Health equity means that everyone has a fair and just opportunity to be as healthy as possible. But achieving health equity requires the removal of obstacles to health, like poverty, discrimination, and powerlessness, and the increase in access to health-promoting resources and opportunities, like safe and healthy neighborhoods, living-wage jobs, quality education and housing, and health care. Our commitment to achieving optimal health outcomes for children and vulnerable groups grounds all of our research, practice, and policy action.
Health is the state of complete physical, mental and social well-being, not merely the absence of disease or wellness. Researchers at the Institute advance health equity by examining the structural, social, and policy mechanisms that underpin the health of children. By examining neighborhood and racial inequities in access to early childhood education, childcare subsidies for working parents, and other safety net programs, researchers at ICYFP utilize social determinants of health, racial equity, child equity, and other perspectives to integrate research and policy.

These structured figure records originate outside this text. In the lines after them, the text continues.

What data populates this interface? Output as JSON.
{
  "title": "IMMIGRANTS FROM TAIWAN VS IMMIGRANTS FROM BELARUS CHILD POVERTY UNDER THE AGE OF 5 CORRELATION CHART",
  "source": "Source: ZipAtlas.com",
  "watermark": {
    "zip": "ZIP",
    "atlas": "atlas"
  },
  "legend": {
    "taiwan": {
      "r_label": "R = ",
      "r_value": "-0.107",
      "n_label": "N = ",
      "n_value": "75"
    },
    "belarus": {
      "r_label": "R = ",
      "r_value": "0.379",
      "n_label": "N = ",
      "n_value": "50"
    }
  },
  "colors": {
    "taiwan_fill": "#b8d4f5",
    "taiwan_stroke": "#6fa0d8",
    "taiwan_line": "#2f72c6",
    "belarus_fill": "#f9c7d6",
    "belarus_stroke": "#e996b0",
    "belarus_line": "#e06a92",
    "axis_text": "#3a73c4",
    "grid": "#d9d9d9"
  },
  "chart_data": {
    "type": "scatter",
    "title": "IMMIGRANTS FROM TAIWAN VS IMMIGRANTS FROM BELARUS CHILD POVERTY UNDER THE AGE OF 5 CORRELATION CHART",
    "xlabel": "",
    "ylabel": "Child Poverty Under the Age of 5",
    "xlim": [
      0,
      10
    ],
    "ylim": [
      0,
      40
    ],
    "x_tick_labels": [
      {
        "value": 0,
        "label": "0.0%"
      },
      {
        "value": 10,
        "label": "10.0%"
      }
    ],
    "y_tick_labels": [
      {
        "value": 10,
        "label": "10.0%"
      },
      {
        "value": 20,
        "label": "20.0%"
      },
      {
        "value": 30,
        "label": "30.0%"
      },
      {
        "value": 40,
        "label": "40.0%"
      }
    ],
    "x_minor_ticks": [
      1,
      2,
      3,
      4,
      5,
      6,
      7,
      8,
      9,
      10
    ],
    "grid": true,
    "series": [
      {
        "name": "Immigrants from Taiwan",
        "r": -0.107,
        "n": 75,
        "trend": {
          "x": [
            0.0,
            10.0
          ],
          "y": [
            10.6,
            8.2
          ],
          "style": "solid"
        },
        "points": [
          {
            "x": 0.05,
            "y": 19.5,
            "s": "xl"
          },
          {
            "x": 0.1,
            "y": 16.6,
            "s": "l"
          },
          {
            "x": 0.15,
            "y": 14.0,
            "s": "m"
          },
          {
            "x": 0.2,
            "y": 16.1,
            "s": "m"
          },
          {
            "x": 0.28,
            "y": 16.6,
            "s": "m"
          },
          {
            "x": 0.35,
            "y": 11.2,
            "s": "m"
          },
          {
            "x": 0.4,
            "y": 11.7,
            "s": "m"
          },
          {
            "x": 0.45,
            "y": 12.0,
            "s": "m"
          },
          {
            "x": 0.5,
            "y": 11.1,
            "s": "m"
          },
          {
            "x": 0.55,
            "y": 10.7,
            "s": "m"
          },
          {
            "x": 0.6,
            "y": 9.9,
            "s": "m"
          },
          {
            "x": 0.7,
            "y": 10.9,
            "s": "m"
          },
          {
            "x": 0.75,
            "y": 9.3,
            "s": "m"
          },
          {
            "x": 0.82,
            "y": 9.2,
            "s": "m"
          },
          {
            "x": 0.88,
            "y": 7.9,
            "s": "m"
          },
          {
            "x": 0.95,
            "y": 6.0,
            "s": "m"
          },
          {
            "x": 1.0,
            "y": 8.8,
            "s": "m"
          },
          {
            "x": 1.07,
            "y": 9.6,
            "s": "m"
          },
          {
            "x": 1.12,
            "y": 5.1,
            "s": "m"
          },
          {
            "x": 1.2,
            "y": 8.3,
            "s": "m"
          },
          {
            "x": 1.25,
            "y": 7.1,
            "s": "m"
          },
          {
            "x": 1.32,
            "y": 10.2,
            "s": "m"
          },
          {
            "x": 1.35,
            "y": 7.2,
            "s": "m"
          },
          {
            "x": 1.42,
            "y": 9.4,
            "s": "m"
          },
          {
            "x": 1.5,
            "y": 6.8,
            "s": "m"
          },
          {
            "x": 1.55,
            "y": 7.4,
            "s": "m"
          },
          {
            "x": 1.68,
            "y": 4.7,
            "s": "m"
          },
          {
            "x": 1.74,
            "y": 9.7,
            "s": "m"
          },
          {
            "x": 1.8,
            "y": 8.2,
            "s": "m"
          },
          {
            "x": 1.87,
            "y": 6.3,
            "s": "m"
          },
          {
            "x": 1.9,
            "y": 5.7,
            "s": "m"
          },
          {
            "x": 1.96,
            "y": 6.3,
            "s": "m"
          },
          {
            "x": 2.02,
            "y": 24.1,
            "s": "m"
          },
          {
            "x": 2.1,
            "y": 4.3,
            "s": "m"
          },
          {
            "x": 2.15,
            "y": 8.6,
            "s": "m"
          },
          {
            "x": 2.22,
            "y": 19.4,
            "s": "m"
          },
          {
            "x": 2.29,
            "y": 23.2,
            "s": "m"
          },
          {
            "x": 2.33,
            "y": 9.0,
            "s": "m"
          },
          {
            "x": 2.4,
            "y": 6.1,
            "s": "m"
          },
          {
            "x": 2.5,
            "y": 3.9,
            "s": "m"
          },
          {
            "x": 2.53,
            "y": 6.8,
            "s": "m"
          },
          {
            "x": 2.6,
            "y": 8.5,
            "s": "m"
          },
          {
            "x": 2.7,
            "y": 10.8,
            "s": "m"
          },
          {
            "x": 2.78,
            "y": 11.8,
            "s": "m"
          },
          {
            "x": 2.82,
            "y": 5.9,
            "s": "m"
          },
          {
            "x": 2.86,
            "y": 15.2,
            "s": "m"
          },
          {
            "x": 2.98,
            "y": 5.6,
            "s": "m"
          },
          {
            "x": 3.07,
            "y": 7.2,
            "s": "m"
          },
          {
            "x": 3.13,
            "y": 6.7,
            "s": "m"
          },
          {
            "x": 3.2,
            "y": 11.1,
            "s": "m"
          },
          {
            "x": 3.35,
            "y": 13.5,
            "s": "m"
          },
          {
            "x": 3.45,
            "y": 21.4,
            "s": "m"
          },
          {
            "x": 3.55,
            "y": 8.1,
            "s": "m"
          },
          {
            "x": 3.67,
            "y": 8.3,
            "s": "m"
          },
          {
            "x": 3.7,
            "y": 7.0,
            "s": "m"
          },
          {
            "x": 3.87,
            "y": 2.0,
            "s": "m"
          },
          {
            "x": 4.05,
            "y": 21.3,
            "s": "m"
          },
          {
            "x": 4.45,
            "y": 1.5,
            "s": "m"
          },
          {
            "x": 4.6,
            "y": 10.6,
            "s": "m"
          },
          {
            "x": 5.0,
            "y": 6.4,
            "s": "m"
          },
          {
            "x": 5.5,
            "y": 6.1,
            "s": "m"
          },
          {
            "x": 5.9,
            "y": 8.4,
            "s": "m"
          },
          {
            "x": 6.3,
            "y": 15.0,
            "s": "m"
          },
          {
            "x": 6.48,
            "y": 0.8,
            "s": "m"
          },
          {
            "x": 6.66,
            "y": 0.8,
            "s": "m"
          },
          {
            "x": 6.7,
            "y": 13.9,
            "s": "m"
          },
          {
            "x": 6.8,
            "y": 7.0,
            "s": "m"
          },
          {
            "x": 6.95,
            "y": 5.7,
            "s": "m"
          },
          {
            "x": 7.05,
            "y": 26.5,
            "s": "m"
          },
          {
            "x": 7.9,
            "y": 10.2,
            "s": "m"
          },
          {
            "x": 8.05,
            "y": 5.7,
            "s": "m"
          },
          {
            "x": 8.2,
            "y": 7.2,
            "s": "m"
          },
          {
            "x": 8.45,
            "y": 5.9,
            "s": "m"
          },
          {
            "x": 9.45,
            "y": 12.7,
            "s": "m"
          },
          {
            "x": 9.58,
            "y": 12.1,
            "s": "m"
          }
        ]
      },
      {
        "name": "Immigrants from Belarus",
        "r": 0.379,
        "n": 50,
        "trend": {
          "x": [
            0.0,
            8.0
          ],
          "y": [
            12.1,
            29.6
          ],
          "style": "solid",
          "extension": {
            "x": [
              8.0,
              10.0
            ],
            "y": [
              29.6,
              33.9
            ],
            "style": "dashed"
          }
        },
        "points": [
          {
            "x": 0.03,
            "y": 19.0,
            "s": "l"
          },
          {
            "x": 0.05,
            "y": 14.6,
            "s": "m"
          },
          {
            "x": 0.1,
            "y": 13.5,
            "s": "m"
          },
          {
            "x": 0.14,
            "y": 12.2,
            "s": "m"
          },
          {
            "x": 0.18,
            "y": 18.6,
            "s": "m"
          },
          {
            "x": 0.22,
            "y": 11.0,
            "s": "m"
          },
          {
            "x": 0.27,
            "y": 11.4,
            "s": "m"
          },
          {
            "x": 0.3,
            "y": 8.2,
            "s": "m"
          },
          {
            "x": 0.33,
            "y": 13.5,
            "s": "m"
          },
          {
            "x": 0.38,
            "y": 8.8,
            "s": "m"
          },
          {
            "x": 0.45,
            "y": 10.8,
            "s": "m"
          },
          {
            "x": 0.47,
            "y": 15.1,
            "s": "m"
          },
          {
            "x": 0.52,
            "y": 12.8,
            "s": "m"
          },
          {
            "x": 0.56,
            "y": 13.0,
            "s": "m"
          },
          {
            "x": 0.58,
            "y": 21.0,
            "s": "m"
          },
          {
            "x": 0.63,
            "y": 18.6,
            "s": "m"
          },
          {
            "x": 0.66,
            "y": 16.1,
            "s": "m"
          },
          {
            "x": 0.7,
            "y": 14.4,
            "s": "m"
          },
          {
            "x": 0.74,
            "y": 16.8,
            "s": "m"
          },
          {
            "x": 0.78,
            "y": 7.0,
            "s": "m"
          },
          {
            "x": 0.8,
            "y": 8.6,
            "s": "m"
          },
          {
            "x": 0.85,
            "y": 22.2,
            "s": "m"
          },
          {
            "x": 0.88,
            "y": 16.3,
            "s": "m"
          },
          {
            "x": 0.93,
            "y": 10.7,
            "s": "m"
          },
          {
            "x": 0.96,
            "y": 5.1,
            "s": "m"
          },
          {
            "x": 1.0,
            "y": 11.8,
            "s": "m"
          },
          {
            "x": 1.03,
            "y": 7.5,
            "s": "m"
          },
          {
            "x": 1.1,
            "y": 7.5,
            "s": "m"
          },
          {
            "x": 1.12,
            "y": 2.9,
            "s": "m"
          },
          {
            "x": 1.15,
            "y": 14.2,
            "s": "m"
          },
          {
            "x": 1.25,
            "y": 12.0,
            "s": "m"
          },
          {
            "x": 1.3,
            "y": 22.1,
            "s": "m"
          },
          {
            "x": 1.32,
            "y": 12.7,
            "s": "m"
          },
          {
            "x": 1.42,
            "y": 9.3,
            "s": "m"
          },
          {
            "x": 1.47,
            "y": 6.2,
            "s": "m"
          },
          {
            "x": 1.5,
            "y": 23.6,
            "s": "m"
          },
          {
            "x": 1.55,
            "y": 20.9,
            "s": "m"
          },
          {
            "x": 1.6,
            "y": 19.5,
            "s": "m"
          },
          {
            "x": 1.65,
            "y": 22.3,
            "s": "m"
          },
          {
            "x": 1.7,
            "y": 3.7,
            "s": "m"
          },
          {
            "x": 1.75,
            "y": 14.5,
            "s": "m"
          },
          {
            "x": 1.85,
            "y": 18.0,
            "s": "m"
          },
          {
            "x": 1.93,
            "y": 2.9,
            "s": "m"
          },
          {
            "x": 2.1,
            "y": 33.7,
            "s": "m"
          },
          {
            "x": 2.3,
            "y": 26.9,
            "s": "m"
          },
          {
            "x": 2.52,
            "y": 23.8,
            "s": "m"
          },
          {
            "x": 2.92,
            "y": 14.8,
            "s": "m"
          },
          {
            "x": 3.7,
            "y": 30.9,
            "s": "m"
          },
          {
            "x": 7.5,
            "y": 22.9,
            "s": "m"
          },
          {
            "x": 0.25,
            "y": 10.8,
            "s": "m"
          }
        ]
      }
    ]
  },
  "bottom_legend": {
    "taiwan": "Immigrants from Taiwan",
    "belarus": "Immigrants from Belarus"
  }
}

All children deserve to live in happy and healthy conditions, yet Black and Hispanic children and children in immigrant families often live in areas that are not conducive to healthy development. Our work provides a foundation for local, state, and federal decision-makers to correct the lack of equity for children and their families. Likewise, our longstanding health-in-all-policies approach to children and families acknowledges that achieving child equity requires the coordination of multiple determinants of health, including neighborhoods, affordable housing, nutrition, education, literacy, mental health, and family well-being.
Our work considers the multi-level and intersectional ways race, gender identity and sexuality, poverty and disability impact research, practice, policy design and application. This includes examining racial and ethnic inequities in preschool enrollment, neighborhood access to Head Start, and the impact of unpaid family leave on Black and Hispanic families.